These don’t belong to me but someone on instagram messaged me and asked if I wanted to buy any. Upon closer inspection it appears to look like those Halloween trick or trade packs. If it were any of the main sets I probably would have considered it but I spent a little too much at the Arita events this year and need to save some cash on hand for Worlds.
What would cause this effect, or what would the test sheet be testing (or is it a botched printing)? Just curious about how a card might end up looking like that.
Oh that’s a good point. After seeing a few of those ghost cards in person, I do kind of wish Pokemon had something like that. I can only imagine how easy the holo would scratch on those though.
Just thought I’d share that the person with this will probably start sales around the low to mid $400 range. It’s a little more than what I’d like to spend personally considering its the trick or trade halloween ones, but the ghost appeal is pretty neat. But like @ragingkraken mentioned, the holo would probably scratch very easily and I can’t imagine it being easy to grade.
These just do absolutely nothing for me. To me, they just don’t look that great and the appeal of the Halloween set is near zero IMO. I can see why they will be well liked though.
There was a factory that closed down and it seems that someone took advantage of that in the final hours while things weren’t being guarded. A ton of sheets came from the same person. TPCi already hunted them down and the people who sold for him, but they aren’t enforcing retrieving the sheets that were sold off for some reason. The guy who sold them notified everyone (that he sold sheets/cards to) that TPCi wanted them back but that was it. So now we have a sheet-ton of stolen sheets and cards on the market. To make matters worse there are people in the community who are buying those sheets to cut them and round the corners to pass them off as legitimate errors - many of which have been graded already (insert diatribe about how ___ grading company sucks at verification).
Sometimes the people in this hobby suck and as an error collector it’s really gross to see people manufacturing fake errors by stealing test sheets and cutting them to pass them off as real errors. Just another day in Pokemon I guess :^)

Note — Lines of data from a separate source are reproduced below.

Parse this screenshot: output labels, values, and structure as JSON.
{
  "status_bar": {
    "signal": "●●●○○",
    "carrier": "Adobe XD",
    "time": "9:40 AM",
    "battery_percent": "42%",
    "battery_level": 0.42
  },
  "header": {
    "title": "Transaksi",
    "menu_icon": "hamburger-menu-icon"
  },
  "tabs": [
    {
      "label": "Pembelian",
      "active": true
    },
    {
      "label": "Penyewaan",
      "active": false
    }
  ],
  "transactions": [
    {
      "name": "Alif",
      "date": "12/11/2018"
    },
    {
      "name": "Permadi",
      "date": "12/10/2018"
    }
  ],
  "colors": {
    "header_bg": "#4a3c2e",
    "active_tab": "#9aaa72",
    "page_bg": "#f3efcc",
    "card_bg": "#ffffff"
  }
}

Pretty interesting. Its kinda crazy to imagine TPCI wouldn’t have it guarded. That’s poor oversight on them. Or at the very least they should have a giant shredder for stuff like that if they didn’t want it going out. I guess the factory doesn’t do bag checks or didn’t seem to care when it was shutting down.
It is also interesting to see how the market absorbed so much of it. I would love it if the market got saturated with error cards and you could pick it up for dirt cheap…but I don’t see that happening.
I’ll ask once more because I’m curious. Does anyone have a guess at how the cards came out this way given what we know about the printing process? It’s kind of weird that there seems to be a very light layer of all colors. Not sure how that would happen.